I was in Antwerp just last week, and paid my usual homage to his birthplace on the Grote Markt, and of course the wonderful Rubenshuis museum where he worked. Today, however, is one of great sadness in Belgium. AHN likes to take the long view of things, so, trite as it may be, I wonder what Van Dyck and his contemporaries would have made of the terrorist attack in Brussels. Van Dyck's age was hardly a time of harmonius peace, and Antwerp was a city on the front line of the battle for control of the Spanish Netherlands. Nor would he have been particularly surprised by the idea of a war based on religion. But the savage unpredictability of our own era's violent menace, the delight in murdering innocent bystanders, and the crazed convictions (Jihadism) from which it comes must surely have struck him as fantastical and incomprehensible.
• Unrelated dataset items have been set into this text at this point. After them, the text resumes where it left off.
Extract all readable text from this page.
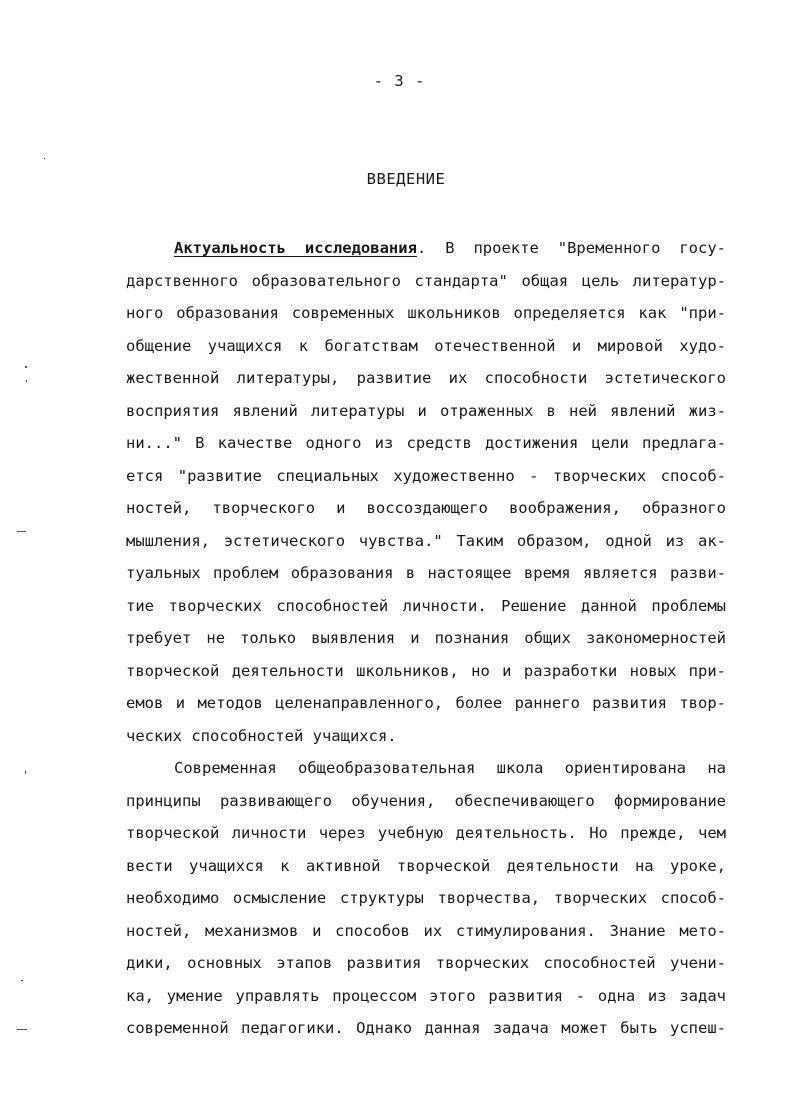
- 3 -
ВВЕДЕНИЕ
Актуальность исследования. В проекте "Временного госу-
дарственного образовательного стандарта" общая цель литератур-
ного образования современных школьников определяется как "при-
общение учащихся к богатствам отечественной и мировой худо-
жественной литературы, развитие их способности эстетического
восприятия явлений литературы и отраженных в ней явлений жиз-
ни..." В качестве одного из средств достижения цели предлага-
ется "развитие специальных художественно - творческих способ-
ностей, творческого и воссоздающего воображения, образного
мышления, эстетического чувства." Таким образом, одной из ак-
туальных проблем образования в настоящее время является разви-
тие творческих способностей личности. Решение данной проблемы
требует не только выявления и познания общих закономерностей
творческой деятельности школьников, но и разработки новых при-
емов и методов целенаправленного, более раннего развития твор-
ческих способностей учащихся.
Современная общеобразовательная школа ориентирована на
принципы развивающего обучения, обеспечивающего формирование
творческой личности через учебную деятельность. Но прежде, чем
вести учащихся к активной творческой деятельности на уроке,
необходимо осмысление структуры творчества, творческих способ-
ностей, механизмов и способов их стимулирования. Знание мето-
дики, основных этапов развития творческих способностей учени-
ка, умение управлять процессом этого развития - одна из задач
современной педагогики. Однако данная задача может быть успеш-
We too find still find them incomprehensible (I would like to see someone blame Belgium's foreign policy for today's attacks) but we have grown used to them. Their randomness has become almost something to be expected. We greet news of their arrival with the pronoun 'another' - 'there's been another attack' - as if we're resigned to them. This is in itself a worrying victory for the terrorists. In the same way, I didn't pay much attention to the heavily armed soldiers when I went through Brussels airport last week - one expects that these days.
But the dark green army trucks dotted around Antwerp last week gave the city an air of unwated oppression; perhaps even an inadvertent glimpse into European times past. And as I drove with ease through the Belgian/Dutch border, and relished the extraordinary cultural changes one finds in that corner of Europe (French in one town, Flemish in the next, then German with a French accent, then Dutch - all so unusual for an island-bound Brit), I again struggled to understand why so many of my fellow countrymen think so ill of 'Europe'. Why do we wish to weaken a project which, while of course beset with flaws and weaknesses, has peacefully smoothed away the barriers and disparities of centuries' worth of enmity? And why, when our neighbours and friends are under attack, do we think it's even close to appropriate or sensible to say (as some have this morning*) that Europe is somehow dangerous to us, and that we are better off out of it? The best way to defeat terrorism is surely to confront it together, not to turn our backs and say, 'that's your problem, mate'. I despair of the Little Englander mentality dominating UK politics at the moment.
Anyway, that's enough politics. Now I have to do my quarterly Vat return, and then normal art history blogging will return later today.
*It took Ukip just 22 minutes to issue a statement blaming hte attacks, in part, on the EU.